I also got to give a rousing pro-Linux speech before taking a bow and making an exit. I was preaching to the converted in a way, since my neighbor had borrowed that laptop for about a week and used only Linux the whole time. Handing over a machine with an identical system, plus a scratched out spot for a bare XP install is kind of like handing someone the keys to a new car they’ve been driving for a week already … and a tricycle, as a bonus.
(Actually, I say identical, but I left out some of the glitzier features of Compiz, et al., and kept it stock and stable. I also didn’t enable the “proposed” or “backport” repositories, since some of that stuff might not be trustworthy yet. Better safe than sorry.)
Anyway, in retrospect, here’s what I learned from the Pavilion.

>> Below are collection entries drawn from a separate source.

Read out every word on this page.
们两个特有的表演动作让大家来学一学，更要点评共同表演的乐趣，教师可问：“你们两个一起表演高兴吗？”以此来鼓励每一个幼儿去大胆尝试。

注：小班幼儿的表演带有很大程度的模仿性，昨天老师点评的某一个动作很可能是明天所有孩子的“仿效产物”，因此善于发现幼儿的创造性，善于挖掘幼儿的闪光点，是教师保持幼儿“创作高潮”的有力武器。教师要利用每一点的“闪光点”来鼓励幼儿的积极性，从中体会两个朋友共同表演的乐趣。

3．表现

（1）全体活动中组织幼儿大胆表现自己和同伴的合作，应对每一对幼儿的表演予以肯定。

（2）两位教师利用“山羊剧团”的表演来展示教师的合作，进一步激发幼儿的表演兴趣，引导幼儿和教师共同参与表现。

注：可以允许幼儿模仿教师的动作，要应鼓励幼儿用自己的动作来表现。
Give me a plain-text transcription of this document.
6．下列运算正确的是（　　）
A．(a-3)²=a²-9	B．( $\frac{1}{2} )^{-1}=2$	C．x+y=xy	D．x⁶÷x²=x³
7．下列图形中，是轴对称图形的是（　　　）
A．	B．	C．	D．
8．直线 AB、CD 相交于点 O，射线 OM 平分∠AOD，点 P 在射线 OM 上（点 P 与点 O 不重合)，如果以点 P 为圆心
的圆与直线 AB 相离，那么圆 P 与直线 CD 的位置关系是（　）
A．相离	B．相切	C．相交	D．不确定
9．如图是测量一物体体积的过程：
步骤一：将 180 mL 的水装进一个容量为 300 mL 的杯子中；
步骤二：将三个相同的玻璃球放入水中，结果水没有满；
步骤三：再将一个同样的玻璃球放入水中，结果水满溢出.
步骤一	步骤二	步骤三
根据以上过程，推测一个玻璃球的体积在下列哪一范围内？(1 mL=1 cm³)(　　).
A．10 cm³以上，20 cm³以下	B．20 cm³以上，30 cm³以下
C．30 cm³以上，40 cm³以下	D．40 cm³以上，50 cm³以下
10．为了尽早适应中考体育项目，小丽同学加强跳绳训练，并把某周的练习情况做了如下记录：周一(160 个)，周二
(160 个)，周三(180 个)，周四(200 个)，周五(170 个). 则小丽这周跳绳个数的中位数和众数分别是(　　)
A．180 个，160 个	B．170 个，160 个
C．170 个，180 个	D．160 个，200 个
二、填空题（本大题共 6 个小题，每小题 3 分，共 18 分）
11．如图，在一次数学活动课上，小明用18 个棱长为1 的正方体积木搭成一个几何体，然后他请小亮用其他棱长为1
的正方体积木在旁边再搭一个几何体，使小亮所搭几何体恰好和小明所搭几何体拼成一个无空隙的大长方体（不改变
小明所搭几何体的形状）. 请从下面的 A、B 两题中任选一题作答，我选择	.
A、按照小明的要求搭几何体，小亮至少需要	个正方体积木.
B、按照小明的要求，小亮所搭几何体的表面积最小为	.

Originally I wanted a faster machine for cross-compiling and for experimenting with newer hardware. I was interested in that particular computer because I had used it under Dapper, and I knew it was less than amiable. So I had the added bonus of a slightly curmudgeonly computer, and the newer hardware that would be interesting to play with.
Unfortunately, it only filled part of those roles, and only partly satisfactorily. I never did cross-compile with it, even though I had plenty of opportunities in both Crux and Arch. I just never got to a point where I wanted to try it, get it all set up, and give it a shot.
Hardy did everything Dapper couldn’t, and with no effort either. The hoops I tried to jump through on Dapper didn’t even exist in Hardy. Accelerated graphics? Click. Broadcom wireless? Click. All done. And really, that’s a good thing. But the challenge was gone, and I’d be lying if I didn’t admit that the challenge was something I had been looking forward to.
And with the exception of the SD card reader, which is useful for my digital camera, there’s nothing on there that isn’t available on another machine. So aside from that, and maybe some convenient USB 2.0 ports, I couldn’t really see anything unique about it.
Using it was less than enjoyable at times too. As I mentioned elsewhere, I disliked the keyboard feel, I disliked the position of the touchpad, and I thought the screen resolution was too low for the dimensions. At 1280×800, I felt like I didn’t have any screen space to work with.
And last, and probably least convincing, is that I’m using a machine now that’s rated at half of what the Pavilion could do, and starts in 14 seconds. I know my perspective is skewed, but why bother with a 2Ghz AMD64 when your 1Ghz Pentium III performs so spectacularly?
In the end, like I mentioned before, it was a good computer. It did a good job with what I asked of it, and I had fun with it. It had some annoying quirks, and I don’t know if I would pick an HP out of a lineup. But at least I can say that I’ve used a zv6000, it does much better with Linux now than it used to, and it’s a worthy machine. Let’s leave it at that.